Setelah pohon-pohon itu tidak ada yang berbuah, Setan Kampret akhirnya musnah kelaparan. Perubahan dari masa ke masa, ada segelintir orang yang membangun tempat pemukiman di lereng Gunung Manggis, kehidupan tersebut berlangsung hingga sekarang.
“Reina, Reino, Nanda, Nindi ... bangun ... bangun! Siapa yang tidak salat Subuh akan dimakan Setan Kampret.” Begitu cara Sartini dan warga setempat menyuruh anak-anaknya salat. Keempat anak Sartini, tanpa mengucak mata langsung berlari berebut air wudu.
Sartini tersenyum melihat anak-anaknya menurut. Walau dia tahu sebenarnya bukan hal yang baik menakut-nakuti mereka dengan cerita Setan Kampret. Wanita yang kini sudah menjanda itu berpikir ada saatnya anak-anak akan mengerti kalau salat merupakan kewajiban. Kebutuhan bagi semua umat manusia. Kalau sekarang biarkan saja mereka belajar membiasakan diri terlebih dahulu.
Reina, Reino, Nanda dan Nindi merupakan bayi kembar Sartini yang kini sudah berumur sembilan tahun. Reino dan Nanda dua anak lelakinya. Sementara anaknya yang lain perempuan, Reina dan Nindi namanya. Mereka kembar identik. Orang lain belum tentu bisa mengenali mereka satu demi satu kalau dijejerkan.

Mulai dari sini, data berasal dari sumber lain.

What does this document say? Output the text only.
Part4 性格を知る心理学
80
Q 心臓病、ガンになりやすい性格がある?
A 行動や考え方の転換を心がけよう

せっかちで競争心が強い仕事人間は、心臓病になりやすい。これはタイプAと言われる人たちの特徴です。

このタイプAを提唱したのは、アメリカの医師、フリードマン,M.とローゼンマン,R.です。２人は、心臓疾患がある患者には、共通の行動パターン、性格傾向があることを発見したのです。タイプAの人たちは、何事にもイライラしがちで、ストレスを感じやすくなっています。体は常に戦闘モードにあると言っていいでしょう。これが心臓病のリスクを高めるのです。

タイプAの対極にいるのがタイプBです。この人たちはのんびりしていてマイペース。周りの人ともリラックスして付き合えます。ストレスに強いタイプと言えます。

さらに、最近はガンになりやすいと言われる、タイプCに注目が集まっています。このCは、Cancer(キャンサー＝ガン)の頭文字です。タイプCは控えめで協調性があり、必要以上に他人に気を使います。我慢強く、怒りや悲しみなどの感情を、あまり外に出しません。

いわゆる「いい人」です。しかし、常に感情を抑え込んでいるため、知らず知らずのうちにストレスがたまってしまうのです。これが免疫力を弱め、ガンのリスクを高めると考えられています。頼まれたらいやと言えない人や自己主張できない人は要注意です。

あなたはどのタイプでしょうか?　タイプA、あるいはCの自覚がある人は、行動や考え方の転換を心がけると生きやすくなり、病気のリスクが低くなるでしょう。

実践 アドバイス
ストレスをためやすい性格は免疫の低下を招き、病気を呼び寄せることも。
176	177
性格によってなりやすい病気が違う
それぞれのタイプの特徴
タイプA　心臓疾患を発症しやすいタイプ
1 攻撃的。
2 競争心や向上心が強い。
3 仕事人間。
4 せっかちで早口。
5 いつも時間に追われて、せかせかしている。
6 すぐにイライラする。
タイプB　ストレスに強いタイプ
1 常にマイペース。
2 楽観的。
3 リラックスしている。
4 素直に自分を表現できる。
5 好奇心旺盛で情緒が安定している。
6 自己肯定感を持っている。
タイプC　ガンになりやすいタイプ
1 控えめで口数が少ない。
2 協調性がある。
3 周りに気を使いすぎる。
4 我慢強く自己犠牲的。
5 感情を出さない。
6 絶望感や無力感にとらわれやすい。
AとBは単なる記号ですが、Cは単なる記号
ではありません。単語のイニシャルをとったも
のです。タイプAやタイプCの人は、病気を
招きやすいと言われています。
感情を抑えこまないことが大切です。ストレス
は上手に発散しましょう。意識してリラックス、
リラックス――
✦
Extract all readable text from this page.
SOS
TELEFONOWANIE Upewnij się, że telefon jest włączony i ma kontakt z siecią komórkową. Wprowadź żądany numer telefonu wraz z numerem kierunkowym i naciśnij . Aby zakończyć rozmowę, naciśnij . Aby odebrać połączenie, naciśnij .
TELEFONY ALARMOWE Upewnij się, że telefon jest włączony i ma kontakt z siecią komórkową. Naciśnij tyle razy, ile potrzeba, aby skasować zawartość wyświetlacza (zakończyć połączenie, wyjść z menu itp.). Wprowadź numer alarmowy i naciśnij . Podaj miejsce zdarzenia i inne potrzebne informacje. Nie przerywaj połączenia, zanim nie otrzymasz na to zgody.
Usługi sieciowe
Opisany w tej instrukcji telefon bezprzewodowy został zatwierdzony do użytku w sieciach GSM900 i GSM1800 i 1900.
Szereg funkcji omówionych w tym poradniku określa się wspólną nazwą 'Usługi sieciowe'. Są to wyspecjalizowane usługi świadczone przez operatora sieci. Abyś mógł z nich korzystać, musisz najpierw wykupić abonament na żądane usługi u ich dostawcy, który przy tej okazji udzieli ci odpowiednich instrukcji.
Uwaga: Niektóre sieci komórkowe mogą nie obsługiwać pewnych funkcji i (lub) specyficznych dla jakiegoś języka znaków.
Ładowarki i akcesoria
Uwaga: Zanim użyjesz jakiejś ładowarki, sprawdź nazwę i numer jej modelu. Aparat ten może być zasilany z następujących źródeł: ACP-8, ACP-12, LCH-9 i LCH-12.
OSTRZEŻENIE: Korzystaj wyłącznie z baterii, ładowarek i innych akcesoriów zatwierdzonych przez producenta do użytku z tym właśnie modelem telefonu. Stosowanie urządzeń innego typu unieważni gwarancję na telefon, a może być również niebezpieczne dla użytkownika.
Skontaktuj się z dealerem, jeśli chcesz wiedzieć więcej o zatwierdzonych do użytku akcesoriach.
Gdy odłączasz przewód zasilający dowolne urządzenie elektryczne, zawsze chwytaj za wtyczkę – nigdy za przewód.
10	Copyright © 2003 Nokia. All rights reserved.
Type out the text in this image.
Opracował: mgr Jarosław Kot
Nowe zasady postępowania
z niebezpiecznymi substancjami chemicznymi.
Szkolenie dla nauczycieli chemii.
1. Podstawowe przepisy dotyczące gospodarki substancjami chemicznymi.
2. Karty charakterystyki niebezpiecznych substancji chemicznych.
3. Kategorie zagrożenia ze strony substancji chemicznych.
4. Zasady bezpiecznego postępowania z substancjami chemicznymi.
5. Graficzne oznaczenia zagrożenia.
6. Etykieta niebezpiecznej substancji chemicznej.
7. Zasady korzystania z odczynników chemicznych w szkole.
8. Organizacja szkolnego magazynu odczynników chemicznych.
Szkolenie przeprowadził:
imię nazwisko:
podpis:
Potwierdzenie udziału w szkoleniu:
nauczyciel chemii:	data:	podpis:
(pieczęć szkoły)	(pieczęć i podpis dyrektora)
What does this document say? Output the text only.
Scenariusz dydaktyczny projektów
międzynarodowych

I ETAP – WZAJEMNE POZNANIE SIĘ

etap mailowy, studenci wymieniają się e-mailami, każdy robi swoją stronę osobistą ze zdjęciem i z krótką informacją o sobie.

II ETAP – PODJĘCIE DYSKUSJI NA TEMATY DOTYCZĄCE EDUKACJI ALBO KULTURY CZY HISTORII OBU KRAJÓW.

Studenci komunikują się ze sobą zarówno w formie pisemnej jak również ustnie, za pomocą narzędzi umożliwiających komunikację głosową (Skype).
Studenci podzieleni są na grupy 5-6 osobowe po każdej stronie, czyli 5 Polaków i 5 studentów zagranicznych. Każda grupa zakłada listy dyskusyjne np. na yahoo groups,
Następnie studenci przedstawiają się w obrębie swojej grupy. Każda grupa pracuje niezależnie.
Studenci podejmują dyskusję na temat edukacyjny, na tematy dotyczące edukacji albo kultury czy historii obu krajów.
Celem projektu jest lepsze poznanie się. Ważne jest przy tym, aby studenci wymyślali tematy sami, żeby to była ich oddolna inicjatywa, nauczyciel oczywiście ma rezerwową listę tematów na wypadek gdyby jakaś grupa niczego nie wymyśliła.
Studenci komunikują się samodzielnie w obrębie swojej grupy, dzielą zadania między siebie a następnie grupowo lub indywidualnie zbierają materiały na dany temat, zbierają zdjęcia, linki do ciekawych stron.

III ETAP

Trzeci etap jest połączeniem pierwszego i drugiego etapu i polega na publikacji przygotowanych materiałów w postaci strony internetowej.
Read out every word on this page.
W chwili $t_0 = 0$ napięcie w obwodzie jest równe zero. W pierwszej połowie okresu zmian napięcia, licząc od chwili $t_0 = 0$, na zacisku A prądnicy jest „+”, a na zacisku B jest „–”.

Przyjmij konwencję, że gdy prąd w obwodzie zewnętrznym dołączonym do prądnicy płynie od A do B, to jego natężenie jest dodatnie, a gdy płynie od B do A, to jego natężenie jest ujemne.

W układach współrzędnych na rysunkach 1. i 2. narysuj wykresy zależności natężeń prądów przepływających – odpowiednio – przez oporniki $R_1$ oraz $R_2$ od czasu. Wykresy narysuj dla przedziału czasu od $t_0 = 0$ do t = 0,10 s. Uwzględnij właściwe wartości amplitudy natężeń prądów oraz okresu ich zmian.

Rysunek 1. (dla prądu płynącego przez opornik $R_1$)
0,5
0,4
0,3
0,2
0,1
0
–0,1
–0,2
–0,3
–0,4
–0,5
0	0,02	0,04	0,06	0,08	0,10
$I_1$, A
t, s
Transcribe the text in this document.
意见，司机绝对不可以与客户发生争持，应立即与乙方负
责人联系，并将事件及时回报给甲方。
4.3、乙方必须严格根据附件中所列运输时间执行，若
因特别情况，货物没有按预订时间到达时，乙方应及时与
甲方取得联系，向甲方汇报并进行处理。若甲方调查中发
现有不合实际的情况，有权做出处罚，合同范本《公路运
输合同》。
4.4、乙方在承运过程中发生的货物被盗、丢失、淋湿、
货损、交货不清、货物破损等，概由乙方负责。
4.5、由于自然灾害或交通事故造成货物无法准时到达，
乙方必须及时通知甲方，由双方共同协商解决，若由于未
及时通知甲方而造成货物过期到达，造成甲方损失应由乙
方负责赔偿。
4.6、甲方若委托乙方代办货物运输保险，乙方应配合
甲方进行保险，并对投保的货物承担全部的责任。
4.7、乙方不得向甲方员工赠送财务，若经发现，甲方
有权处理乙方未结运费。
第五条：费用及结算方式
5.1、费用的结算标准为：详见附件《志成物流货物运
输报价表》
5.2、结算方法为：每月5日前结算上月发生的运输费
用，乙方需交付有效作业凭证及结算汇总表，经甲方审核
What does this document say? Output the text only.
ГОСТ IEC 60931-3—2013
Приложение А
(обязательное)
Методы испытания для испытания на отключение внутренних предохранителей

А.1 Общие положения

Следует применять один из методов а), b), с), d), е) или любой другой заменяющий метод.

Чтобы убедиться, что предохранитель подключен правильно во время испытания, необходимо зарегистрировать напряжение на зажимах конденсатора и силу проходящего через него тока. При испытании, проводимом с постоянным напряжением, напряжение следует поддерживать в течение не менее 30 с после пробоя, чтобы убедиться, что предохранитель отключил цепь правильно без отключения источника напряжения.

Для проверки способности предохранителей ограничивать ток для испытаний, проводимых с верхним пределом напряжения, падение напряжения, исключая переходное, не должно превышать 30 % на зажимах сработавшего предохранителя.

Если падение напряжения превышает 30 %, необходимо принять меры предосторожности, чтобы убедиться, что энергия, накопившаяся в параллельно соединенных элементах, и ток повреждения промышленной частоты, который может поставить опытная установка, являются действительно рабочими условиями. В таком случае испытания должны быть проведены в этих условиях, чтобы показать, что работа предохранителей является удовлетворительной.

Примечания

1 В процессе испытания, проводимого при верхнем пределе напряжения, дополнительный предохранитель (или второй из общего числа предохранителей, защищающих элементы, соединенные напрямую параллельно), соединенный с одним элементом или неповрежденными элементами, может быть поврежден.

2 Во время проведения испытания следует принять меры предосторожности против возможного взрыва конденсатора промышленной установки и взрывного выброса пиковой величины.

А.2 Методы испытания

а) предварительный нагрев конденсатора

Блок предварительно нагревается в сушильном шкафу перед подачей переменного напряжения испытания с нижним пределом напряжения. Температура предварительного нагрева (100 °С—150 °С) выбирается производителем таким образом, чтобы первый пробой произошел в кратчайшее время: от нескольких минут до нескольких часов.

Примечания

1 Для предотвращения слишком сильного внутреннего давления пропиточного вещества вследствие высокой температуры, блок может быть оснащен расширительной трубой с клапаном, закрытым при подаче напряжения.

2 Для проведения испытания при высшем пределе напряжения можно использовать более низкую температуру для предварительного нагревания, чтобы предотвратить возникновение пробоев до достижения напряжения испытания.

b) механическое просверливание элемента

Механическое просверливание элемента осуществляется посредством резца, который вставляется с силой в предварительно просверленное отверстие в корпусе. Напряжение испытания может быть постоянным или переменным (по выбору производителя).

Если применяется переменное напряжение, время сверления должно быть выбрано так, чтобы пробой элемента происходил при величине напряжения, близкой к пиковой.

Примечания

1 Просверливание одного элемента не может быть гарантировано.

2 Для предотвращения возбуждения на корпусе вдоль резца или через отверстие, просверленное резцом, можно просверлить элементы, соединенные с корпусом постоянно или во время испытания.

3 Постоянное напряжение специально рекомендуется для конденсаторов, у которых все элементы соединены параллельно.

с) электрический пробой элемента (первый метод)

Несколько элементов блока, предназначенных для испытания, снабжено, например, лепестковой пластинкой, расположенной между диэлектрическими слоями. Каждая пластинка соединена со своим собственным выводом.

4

Yang membedakan Reina dan Nindi adalah sebuah tahi lalat Nindi di leher bagian belakang. Sementara Reina tidak memiliki tahi lalat. Lain halnya dengan Reino dan Nanda. Mereka masih bisa dibedakan berdasarkan tinggi badan. Tubuh Nanda sedikit lebih pendek dari kembarannya.
Anak-anak Sartini sekarang sedang menunggu masakan lezat buatan ibunya di atas tikar. Kalau tidak kunjung datang sarapan, sendok dan piring siap dimainkan. Sartini berlarian ke sana kemari mengambilkan makanan untuk putra-putrinya. Mereka bersorak ketika di depan mereka sudah ada tempe bakar, tumis kangkung dan sebakul nasi.
“Ibu tidak makan?” tanya Reina dengan polos.
“Ibu belum lapar, Nak. Kalian makanlah sampai kenyang.” Sartini berbohong. Padahal perutnya sudah perih melilit dari semalam.
“Nanda mau nambah sayurnya boleh, Bu?” tanya salah satu putranya.